0.00 reads/s, 0.00 creates/s, 0.00 writes/s
No buffer pool page gets since the last printout
Pages read ahead 0.00/s, evicted without access 0.00/s, Random read ahead 0.00/s
….
This sample demonstrates an output that may indicate that the database has too much memory allocated to it.
Matching the right amount of vCPUs to efficiently serve your applications workload can be a difficult task. To locate opportunities for instance down-sizing, we should look at the CPU usage over time, to see whether the amount of vCPUs matches the actual requirements from our workload.
Amazon RDS Performance Insights allows you to quickly assess the existing load on your database. By looking at the CPU usage over time, you can identify which instances are not actually using their allocated resources and can be considered for down-sizing.
For example, looking at the database load chart for this instance, we can see that there is no more than one vCPU used simultaneously at any given time, while the instance has 2 vCPUs allocated to it (as indicated by the dotted flat line at the top of the chart). If you’re seeing a similar pattern for your instances over time (in both regular hours and workload peaks), that’s a strong indication that you may consider down-sizing the instance by reducing the amount of vCPUs.
Resizing instances based on users behavior patterns
By analyzing your workload, you can identify opportunities for down-sizing instances based on your user behavior patterns. For example, if your users are all from a specific time zone, maybe you can consider down-sizing the instance after a certain hour, when the workload reduces significantly.
In the load charts above, Performance Insights can show us that around 19:30, the workload on the instance reduces significantly. Tracking this behavior over time can help us understand our users behavior patterns and apply automatic resizing actions.
Please keep in mind that re-sizing the instance may require downtime when working with a single instance for each database. To avoid any downtime, you can consider working with a multi-AZ RDS environment, which will allow you to apply the changes to a reader instance before actually switching it (failover) to act as your production writer instance.

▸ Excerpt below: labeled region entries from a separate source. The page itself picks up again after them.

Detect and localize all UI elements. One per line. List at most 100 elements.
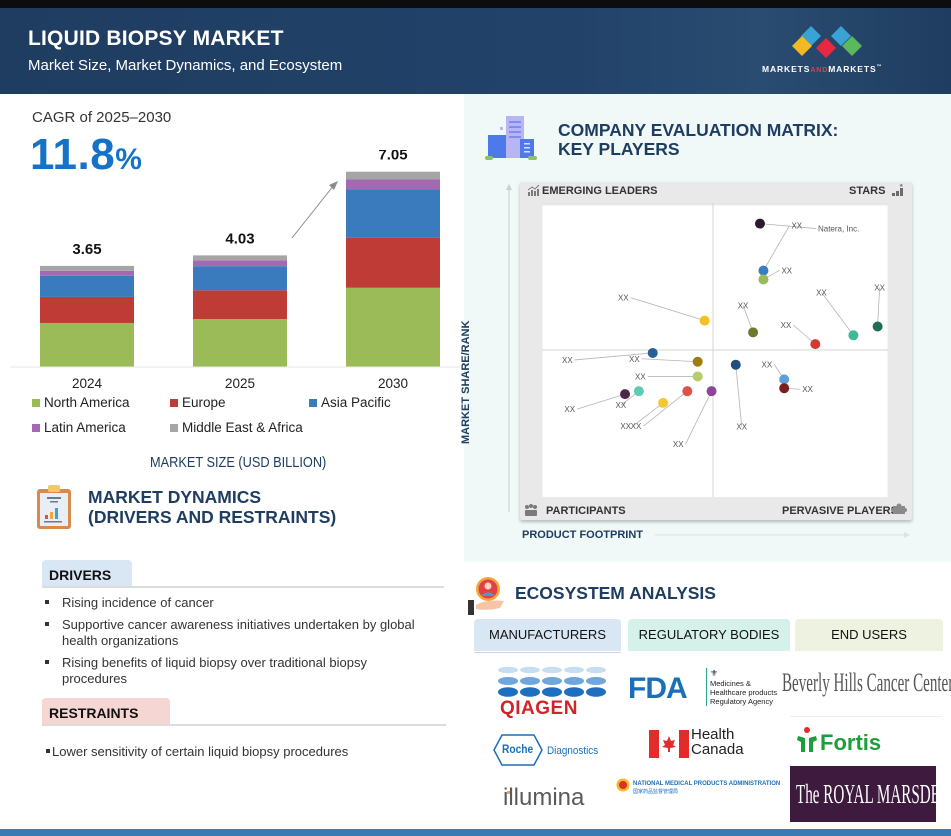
fortis-emblem-icon bbox=[797, 727, 817, 752]
clipboard-chart-icon bbox=[37, 485, 71, 529]
fortis-logo: Fortis bbox=[820, 730, 882, 755]
player-bubble[interactable] bbox=[758, 274, 769, 285]
canada-flag-icon bbox=[649, 730, 689, 758]
player-bubble[interactable] bbox=[658, 397, 669, 408]
player-leader-line bbox=[643, 390, 688, 427]
tab-regulatory-bodies[interactable]: REGULATORY BODIES bbox=[628, 619, 790, 651]
qiagen-dot bbox=[520, 687, 540, 697]
bar-total-label: 7.05 bbox=[378, 150, 407, 164]
player-bubble[interactable] bbox=[730, 359, 741, 370]
player-leader-line bbox=[759, 223, 817, 229]
restraints-divider bbox=[42, 724, 446, 726]
tab-end-users[interactable]: END USERS bbox=[795, 619, 943, 651]
legend-latin-america: Latin America bbox=[32, 420, 126, 435]
health-canada-logo: Health Canada bbox=[691, 726, 744, 758]
legend-north-america: North America bbox=[32, 395, 130, 410]
illumina-accent bbox=[507, 791, 510, 794]
beverly-hills-cancer-center-logo: Beverly Hills Cancer Center bbox=[782, 668, 951, 697]
bar-segment-asia-pacific bbox=[40, 275, 134, 297]
bar-segment-europe bbox=[346, 237, 440, 288]
player-bubble[interactable] bbox=[754, 218, 765, 229]
player-label: XX bbox=[564, 405, 575, 414]
player-leader-line bbox=[735, 364, 743, 427]
player-label: XX bbox=[673, 440, 684, 449]
player-label: XX bbox=[631, 422, 642, 431]
qiagen-dot bbox=[586, 687, 606, 697]
player-label: Natera, Inc. bbox=[818, 225, 859, 234]
legend-asia-pacific: Asia Pacific bbox=[309, 395, 391, 410]
market-size-label: MARKET SIZE (USD BILLION) bbox=[150, 455, 327, 471]
player-bubble[interactable] bbox=[779, 383, 790, 394]
y-axis-label: MARKET SHARE/RANK bbox=[460, 320, 472, 444]
page-title: LIQUID BIOPSY MARKET bbox=[28, 27, 284, 50]
player-bubble[interactable] bbox=[758, 265, 769, 276]
player-bubble[interactable] bbox=[647, 347, 658, 358]
player-label: XX bbox=[738, 301, 749, 310]
royal-marsden-logo: The ROYAL MARSDEN bbox=[796, 779, 951, 809]
player-bubble[interactable] bbox=[692, 356, 703, 367]
qiagen-logo-icon bbox=[498, 666, 606, 697]
qiagen-dot bbox=[520, 677, 540, 685]
cagr-value: 11.8% bbox=[30, 130, 143, 179]
bar-segment-north-america bbox=[40, 322, 134, 367]
quadrant-pervasive-players: PERVASIVE PLAYERS bbox=[782, 505, 898, 517]
end-users-divider bbox=[790, 716, 942, 717]
player-bubble[interactable] bbox=[706, 386, 717, 397]
x-tick-label: 2025 bbox=[225, 376, 255, 391]
player-label: XX bbox=[635, 372, 646, 381]
brand-name: MARKETSANDMARKETS™ bbox=[762, 64, 883, 74]
market-size-bar-chart: 3.65 2024 4.03 2025 7.05 2030 bbox=[10, 150, 460, 391]
tab-manufacturers[interactable]: MANUFACTURERS bbox=[474, 619, 621, 651]
driver-item: Rising benefits of liquid biopsy over tr… bbox=[45, 655, 442, 687]
player-bubble[interactable] bbox=[748, 327, 759, 338]
bar-segment-latin-america bbox=[346, 179, 440, 190]
player-bubble[interactable] bbox=[872, 321, 883, 332]
mhra-crest-icon: ⚜ bbox=[710, 668, 719, 678]
bar-segment-asia-pacific bbox=[193, 266, 287, 291]
player-leader-line bbox=[632, 402, 664, 427]
player-bubble[interactable] bbox=[633, 386, 644, 397]
svg-text:★: ★ bbox=[899, 183, 904, 189]
player-leader-line bbox=[641, 358, 698, 363]
ecosystem-hand-icon bbox=[468, 577, 504, 615]
qiagen-logo: QIAGEN bbox=[500, 698, 578, 719]
x-axis-label: PRODUCT FOOTPRINT bbox=[522, 529, 643, 541]
nmpa-emblem-icon bbox=[616, 778, 630, 792]
restraints-header: RESTRAINTS bbox=[42, 698, 170, 726]
player-bubble[interactable] bbox=[810, 339, 821, 350]
player-label: XX bbox=[629, 355, 640, 364]
matrix-title: COMPANY EVALUATION MATRIX: KEY PLAYERS bbox=[558, 120, 839, 159]
page-subtitle: Market Size, Market Dynamics, and Ecosys… bbox=[28, 57, 343, 74]
bar-segment-middle-east-africa bbox=[193, 255, 287, 261]
header-banner bbox=[0, 8, 951, 94]
player-bubble[interactable] bbox=[692, 371, 703, 382]
player-bubble[interactable] bbox=[682, 386, 693, 397]
player-bubble[interactable] bbox=[620, 389, 631, 400]
player-bubble[interactable] bbox=[848, 330, 859, 341]
building-icon bbox=[485, 116, 537, 160]
bar-segment-europe bbox=[193, 290, 287, 320]
player-label: XX bbox=[816, 288, 827, 297]
qiagen-dot bbox=[498, 677, 518, 685]
ecosystem-title: ECOSYSTEM ANALYSIS bbox=[515, 583, 716, 603]
qiagen-dot bbox=[498, 666, 518, 674]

Actively driving CPU and memory usage down
In some cases, after analyzing the CPU and memory usage on your instances, you may find that you can’t down-size the instance without actually reducing the workload on that instance.
Poorly optimized SQL queries tend to require a significant amount of resources, which in turn forces you to choose a ‘larger’ instance type than you would need if those queries were tuned for optimal performance.
AWS RDS Performance Insights can help you identify which SQL queries take up most of your resources, so you could focus on optimizing those queries.
As the query optimization process can be complex and time consuming, you can integrate Performance Insights with EverSQL’s sql query optimization product, which will allow you to optimize slow queries automatically, directly from the Performance Insights interface.
Wrapping up
Right-sizing RDS instances is a great way to drive RDS costs down. It can be done by analyzing the actual resource usage on your instances to identify down-sizing opportunities which do not require compromising on performance or availability. Also, you can take actions to actively optimize your SQL queries and your database workload and drive the CPU and memory usage down, which in turn can allow you to safely down-size your RDS instances while keeping the same service level.